“Furia cavallo del west…”. Nei formidabili anni ’70, Mal cantava così. E quella sigla di telefilm nel tardo pomeriggio era molto popolare. All’epoca furoreggiava anche Giuseppe Furino, classe 1946, medianaccio e capitano della Juve. Ne impersonava le stimmate, corsa e marcatura a tutto campo, rigorosamente a uomo. “Furia, furin, furetto”, lo definiva Vladimiro Caminiti, la firma palermitana di Tuttosport, tra le più fiammeggianti del giornalismo di ogni tempo. Camin aveva un debole per Furino, quel centrocampista con i capelli diradati che esaltò la Juve di Trapattoni e del presidente Giampiero Boniperti: un gregario unico, amato quanto i campioni.
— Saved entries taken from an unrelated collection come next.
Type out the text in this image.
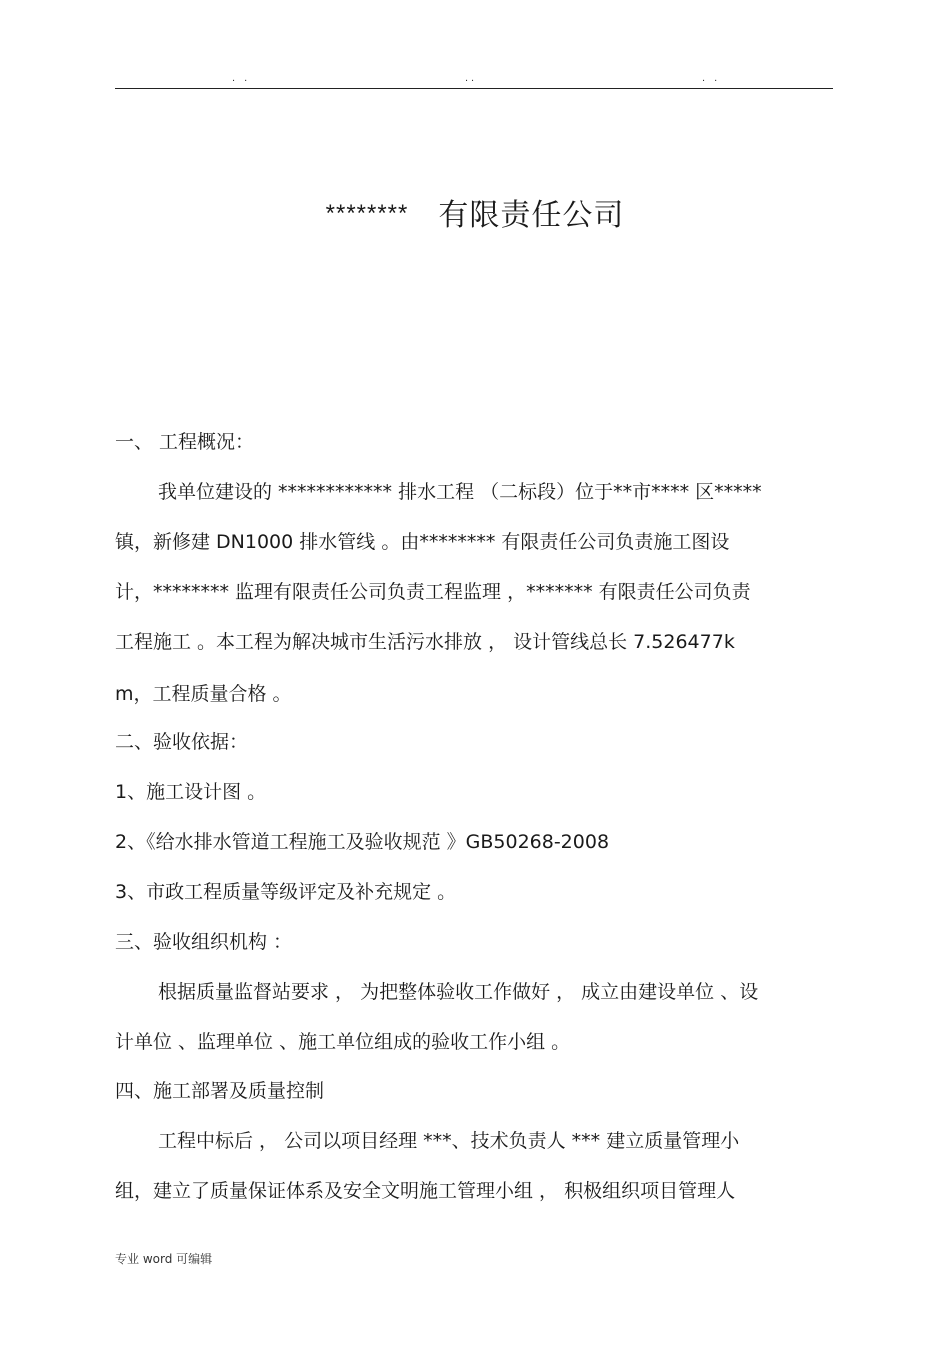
. .	..	. .
******** 有限责任公司
一、 工程概况：
我单位建设的 ************ 排水工程 （二标段）位于**市**** 区*****
镇，新修建 DN1000 排水管线 。由******** 有限责任公司负责施工图设
计，******** 监理有限责任公司负责工程监理 ，******* 有限责任公司负责
工程施工 。本工程为解决城市生活污水排放 ， 设计管线总长 7.526477k
m，工程质量合格 。
二、验收依据：
1、施工设计图 。
2、《给水排水管道工程施工及验收规范 》GB50268-2008
3、市政工程质量等级评定及补充规定 。
三、验收组织机构 ：
根据质量监督站要求 ， 为把整体验收工作做好 ， 成立由建设单位 、设
计单位 、监理单位 、施工单位组成的验收工作小组 。
四、施工部署及质量控制
工程中标后 ， 公司以项目经理 ***、技术负责人 *** 建立质量管理小
组，建立了质量保证体系及安全文明施工管理小组 ， 积极组织项目管理人
专业 word 可编辑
Beppe Furino parlava poco, non era un personaggio televisivo, anzi allora il calcio in tv era centellinato e quel corridore instancabile nato a Palermo era un leader silenzioso e nato.
A 69 anni, vive a Moncalieri, fa l’assicuratore e non è più dirigente giovanile della Juve. La chiacchiarata parte dall’attualità, dall’unico giocatore del Palermo che conosce. “Il portiere Stefano Sorrentino – racconta -, era nel settore giovanile della Juve nel mio periodo. Già a 18 anni esprimeva tante belle qualità, poi passò al Torino. Sono veramente contento che sia riuscito a farcela, nel senso che si è affermato come ottimo professionista”.
Che meriterebbe di esordire in nazionale, nonostante i 36 anni. Qui però Furino frena, come quando arretrando si fermava ad aspettare l’avversario o avanzando evitava di raggiungere il fondo per non scoprire la squadra. “Non saprei. Indubbiamente è stato protagonista di una bella carriera e anche lunga. Merita ogni soddisfazione”.
A questo punto si passerebbe all’analisi dei giocatori rosanero, per giudicare il rendimento dei centrocampisti, qui “furia” abbastanza attento ai rosanero. “Non mi soffermo più di tanto, sui singoli, a livello nazionale, per la verità su nessuna squadra. Seguo il Palermo come risultato, sempre e da sempre, però non vado tanto oltre. Sì, gli highlights, però mi fermo lì. Sta facendo bene”.
Sì e no, perchè quelle 6 sconfitte nelle ultime 9 giornate di gestione Iachini sono costate l’esonero al tecnico della promozione e della larghissima salvezza. “Non ho preferenze fra lui e Ballardini. Sottolineo unicamente che chi viene a lavorare a Palermo sa che il presidente Zamparini è particolare e dunque occorre rispettare le sue abitudini: all’esonero. E’ peraltro la vita dell’allenatore a essere segnata: 1, 2, 3 anni al massimo e poi si cambia, ovunque. Adesso spero che i rosanero sappiano fare bene, che raggiungano le zone alte della classifica: dopo la Juve, sono la mia squadra; la mia seconda squadra, che ho sempre seguito con attenzione”.
Da palermitano. “Non proprio. Perchè nel capoluogo sono rimasto solo 6 mesi, da allora la famiglia passò a Ustica. E dall’isola a 12 anni raggiunsi Torino: ogni tanto ritorno, magari per 2-3 giorni”.
Anche a Palermo rientrò, per giocare una stagione in serie A, a 22 anni, nel ’68-’69. “Con il catanese Carmelo Di Bella in panchina, chiudemmo a centroclassifica”.
Oggi fra l’altro non esistono più Furino. “Non ne vedo, tra Palermo e Juve. I bianconeri vengono da 3 vittorie di fila, in campionato, devono continuare la striscia positiva. Dybala? Sabato ha segnato un bel gol, al Milan: spero che si ripeta al Barbera”.